Le train de Kim Jong-il, poursuit le général, comprenait son appartement privé, un wagon de marchandises, une voiture-restaurant, des voitures pour l’entourage et le personnel et un dernier dans lequel se trouvaient ses deux Mercedes blindées. Le Russe avait surtout été impressionné par l’équipement du salon de travail du dirigeant nord-coréen, doté de « deux grands écrans plats : l’un pour des films, l’autre pour suivre, sur une carte électronique, le mouvement du train et donner des informations sur l’administration et l’économie des régions russes traversées ».
Une diplomatie sur rail
Quels dîners ou rencontres secrètes Kim Jong-un a-t-il organisés dans son train lors de ses trois voyages ferroviaires en Chine ? A ce stade, on sait seulement que lors de sa première visite, en mars 2018, l’émissaire chinois de Xi Jinping, Song Tao, a « voyagé de Pékin à Dandong avec lui », selon le site officiel nord-coréen Explore DPRK. Les médias nord-coréens ont en outre diffusé plusieurs photographies de la délégation chinoise dans la voiture « salon de négociations », doté de canapés rouges.
Le sort réservé à Lin Biao, dont l’avion s’écrasa en septembre 1971 dans des circonstances mystérieuses, semble avoir définitivement dissuadé Kim Il-sung d’utiliser ce moyen de transport
Quant au grand-père, Kim Il-sung, dont Kim Jong-un cultive la ressemblance physique et la bonhomie, il voyagea plusieurs fois par les airs au début de son règne. En 1964, pour sa deuxième visite au Vietnam, il emprunta l’avion du général chinois Lin Biao. Le sort réservé à celui-ci – dauphin désigné de Mao devenu par la suite un homme à abattre –, dont l’avion s’écrasa en septembre 1971 dans des circonstances mystérieuses, semble l’avoir définitivement dissuadé d’utiliser ce moyen de transport.
Ses deux tournées en Union soviétique (URSS) et en Europe de l’Est, en 1956 et en 1984, se firent en train. Sa première longue absence de Pyongyang faillit lui coûter cher : ses adversaires au sein du Parti du travail avaient profité de son éloignement pour constituer un front d’opposition, qui fut maté par des purges de grande ampleur. Pour son second périple européen, en URSS et dans ses pays satellites, il n’avait rien à craindre d’une longue absence : Kim Jong-il, successeur désigné, veillait.

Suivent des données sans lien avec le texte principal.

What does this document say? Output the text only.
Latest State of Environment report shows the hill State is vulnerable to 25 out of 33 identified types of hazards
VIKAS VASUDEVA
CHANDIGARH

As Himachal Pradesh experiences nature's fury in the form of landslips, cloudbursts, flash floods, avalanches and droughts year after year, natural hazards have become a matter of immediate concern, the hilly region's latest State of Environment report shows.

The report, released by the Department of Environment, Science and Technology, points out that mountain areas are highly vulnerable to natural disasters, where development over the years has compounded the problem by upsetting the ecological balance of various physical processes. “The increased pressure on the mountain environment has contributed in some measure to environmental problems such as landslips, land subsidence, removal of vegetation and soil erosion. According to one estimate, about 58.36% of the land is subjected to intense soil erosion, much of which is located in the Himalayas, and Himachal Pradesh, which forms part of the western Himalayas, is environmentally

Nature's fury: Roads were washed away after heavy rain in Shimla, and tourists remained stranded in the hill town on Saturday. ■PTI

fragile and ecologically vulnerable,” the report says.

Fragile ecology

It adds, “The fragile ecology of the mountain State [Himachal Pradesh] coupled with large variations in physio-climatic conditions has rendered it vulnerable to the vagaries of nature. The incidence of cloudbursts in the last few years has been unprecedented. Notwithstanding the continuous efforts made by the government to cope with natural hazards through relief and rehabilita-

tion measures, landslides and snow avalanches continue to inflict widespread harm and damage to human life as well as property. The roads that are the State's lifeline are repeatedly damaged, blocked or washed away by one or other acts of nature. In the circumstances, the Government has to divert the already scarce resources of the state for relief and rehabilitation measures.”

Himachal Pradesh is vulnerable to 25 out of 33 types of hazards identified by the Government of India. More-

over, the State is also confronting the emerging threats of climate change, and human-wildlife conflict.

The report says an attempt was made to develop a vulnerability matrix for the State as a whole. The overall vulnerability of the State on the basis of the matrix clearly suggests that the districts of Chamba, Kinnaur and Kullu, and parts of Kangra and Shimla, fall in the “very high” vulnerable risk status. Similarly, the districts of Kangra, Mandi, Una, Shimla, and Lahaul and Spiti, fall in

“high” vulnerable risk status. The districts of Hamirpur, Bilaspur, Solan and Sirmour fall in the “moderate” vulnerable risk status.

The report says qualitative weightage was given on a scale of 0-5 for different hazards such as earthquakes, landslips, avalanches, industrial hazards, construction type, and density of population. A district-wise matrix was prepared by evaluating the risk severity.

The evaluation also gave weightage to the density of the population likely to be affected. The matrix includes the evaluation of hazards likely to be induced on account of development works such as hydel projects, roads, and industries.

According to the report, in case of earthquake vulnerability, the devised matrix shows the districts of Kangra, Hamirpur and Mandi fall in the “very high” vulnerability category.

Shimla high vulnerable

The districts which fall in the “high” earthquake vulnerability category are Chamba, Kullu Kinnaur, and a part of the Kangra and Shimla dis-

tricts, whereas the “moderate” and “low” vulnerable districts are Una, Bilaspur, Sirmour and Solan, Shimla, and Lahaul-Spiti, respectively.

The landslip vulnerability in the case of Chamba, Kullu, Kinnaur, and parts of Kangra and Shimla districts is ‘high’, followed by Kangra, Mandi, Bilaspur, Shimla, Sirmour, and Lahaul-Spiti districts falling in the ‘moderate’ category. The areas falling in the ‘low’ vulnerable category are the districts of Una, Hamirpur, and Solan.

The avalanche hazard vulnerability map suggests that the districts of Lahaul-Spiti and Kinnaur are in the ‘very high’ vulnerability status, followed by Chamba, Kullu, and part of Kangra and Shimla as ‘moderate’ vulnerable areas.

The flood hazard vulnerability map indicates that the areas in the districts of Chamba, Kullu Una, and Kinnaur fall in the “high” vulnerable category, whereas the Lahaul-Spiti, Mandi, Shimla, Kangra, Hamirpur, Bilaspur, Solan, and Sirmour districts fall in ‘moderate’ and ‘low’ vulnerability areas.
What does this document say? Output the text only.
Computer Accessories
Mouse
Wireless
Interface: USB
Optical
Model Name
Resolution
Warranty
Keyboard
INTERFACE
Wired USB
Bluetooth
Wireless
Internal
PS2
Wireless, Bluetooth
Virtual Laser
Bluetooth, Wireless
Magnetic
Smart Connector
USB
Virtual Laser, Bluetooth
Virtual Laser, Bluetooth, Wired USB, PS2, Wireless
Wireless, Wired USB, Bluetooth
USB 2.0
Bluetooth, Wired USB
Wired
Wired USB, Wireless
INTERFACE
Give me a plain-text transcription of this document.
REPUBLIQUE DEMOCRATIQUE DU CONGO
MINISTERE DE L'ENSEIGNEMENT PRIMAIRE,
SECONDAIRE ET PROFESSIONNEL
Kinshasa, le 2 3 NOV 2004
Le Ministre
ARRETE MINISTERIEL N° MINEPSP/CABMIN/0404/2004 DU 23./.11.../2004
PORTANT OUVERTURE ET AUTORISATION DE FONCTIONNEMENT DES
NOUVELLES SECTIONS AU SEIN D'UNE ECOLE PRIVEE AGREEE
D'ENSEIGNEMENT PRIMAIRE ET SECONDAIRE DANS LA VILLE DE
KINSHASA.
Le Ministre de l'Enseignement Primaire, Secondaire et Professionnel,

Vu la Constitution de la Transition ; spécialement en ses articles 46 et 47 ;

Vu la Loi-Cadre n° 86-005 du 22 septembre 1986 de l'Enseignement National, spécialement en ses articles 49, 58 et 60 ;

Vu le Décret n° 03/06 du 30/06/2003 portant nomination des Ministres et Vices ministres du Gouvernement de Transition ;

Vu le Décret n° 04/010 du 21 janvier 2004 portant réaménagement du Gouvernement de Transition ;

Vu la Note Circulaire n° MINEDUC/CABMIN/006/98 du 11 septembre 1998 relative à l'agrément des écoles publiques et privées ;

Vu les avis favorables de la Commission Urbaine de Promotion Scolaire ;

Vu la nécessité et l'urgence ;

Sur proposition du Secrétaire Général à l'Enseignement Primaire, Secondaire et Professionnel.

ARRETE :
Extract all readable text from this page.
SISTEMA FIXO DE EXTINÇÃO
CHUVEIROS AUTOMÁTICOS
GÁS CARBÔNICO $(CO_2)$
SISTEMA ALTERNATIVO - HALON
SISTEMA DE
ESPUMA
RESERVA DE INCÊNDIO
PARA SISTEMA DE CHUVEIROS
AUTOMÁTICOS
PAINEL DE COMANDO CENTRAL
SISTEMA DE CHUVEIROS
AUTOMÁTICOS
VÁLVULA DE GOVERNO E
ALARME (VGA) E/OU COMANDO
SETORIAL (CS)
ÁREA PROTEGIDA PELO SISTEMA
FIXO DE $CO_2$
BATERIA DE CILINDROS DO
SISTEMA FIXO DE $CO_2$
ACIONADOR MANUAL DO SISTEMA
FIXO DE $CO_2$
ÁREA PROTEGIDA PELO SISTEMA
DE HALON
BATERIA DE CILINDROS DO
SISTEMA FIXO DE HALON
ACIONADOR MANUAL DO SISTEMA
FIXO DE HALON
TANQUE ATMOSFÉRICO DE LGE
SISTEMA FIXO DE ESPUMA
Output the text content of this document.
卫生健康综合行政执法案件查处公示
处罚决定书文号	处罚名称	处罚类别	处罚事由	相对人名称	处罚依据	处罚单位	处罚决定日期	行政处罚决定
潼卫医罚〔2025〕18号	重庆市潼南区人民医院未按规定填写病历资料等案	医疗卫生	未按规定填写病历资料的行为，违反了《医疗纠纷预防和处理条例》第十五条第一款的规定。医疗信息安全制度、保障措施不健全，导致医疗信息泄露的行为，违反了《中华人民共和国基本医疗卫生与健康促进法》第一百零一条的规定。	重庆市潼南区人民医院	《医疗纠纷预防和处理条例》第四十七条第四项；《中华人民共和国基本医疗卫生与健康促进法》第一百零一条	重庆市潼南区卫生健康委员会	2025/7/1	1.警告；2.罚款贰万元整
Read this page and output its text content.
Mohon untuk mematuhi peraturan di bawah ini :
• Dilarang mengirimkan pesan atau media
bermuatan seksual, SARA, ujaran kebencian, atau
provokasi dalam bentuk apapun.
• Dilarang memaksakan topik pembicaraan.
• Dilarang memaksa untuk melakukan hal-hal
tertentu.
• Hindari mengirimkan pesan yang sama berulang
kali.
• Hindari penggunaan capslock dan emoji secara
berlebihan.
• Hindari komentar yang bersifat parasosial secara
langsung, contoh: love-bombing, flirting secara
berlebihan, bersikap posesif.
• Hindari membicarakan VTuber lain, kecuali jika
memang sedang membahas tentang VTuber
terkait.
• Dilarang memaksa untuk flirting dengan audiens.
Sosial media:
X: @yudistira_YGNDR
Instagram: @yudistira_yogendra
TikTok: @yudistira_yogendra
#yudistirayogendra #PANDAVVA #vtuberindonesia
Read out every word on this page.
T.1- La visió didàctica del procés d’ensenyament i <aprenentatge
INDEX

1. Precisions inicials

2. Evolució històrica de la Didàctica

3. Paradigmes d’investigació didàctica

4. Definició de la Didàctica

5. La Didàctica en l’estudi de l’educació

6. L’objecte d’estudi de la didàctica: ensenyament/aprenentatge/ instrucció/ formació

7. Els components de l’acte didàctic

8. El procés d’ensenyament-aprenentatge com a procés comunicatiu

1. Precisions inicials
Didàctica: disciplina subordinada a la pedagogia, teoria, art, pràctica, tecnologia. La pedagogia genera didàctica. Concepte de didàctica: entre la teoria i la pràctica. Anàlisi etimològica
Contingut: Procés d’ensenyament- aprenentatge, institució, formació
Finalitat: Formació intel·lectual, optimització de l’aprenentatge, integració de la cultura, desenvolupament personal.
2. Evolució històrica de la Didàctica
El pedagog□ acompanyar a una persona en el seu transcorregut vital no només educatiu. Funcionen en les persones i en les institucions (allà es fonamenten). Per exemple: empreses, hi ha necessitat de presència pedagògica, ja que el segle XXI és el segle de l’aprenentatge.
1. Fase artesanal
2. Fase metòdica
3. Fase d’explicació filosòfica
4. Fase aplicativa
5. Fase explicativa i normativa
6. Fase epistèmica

Les voyages en train n’étaient toutefois pas exempts de risques : en avril 2004, une dramatique explosion (160 morts) se produisit à Ryongchon, non loin de la frontière chinoise, lorsqu’un train de combustible entra en collision avec un autre quelques heures après le passage du convoi de Kim Jong-il, qui revenait de Chine. L’hypothèse d’un attentat raté fut alors évoquée. Mais pour l’ancien dirigeant nord-coréen comme pour Kim Jong-un aujourd’hui, le train reste un « lieu de travail » – et l’instrument incontournable d’une diplomatie sur rail d’un genre unique.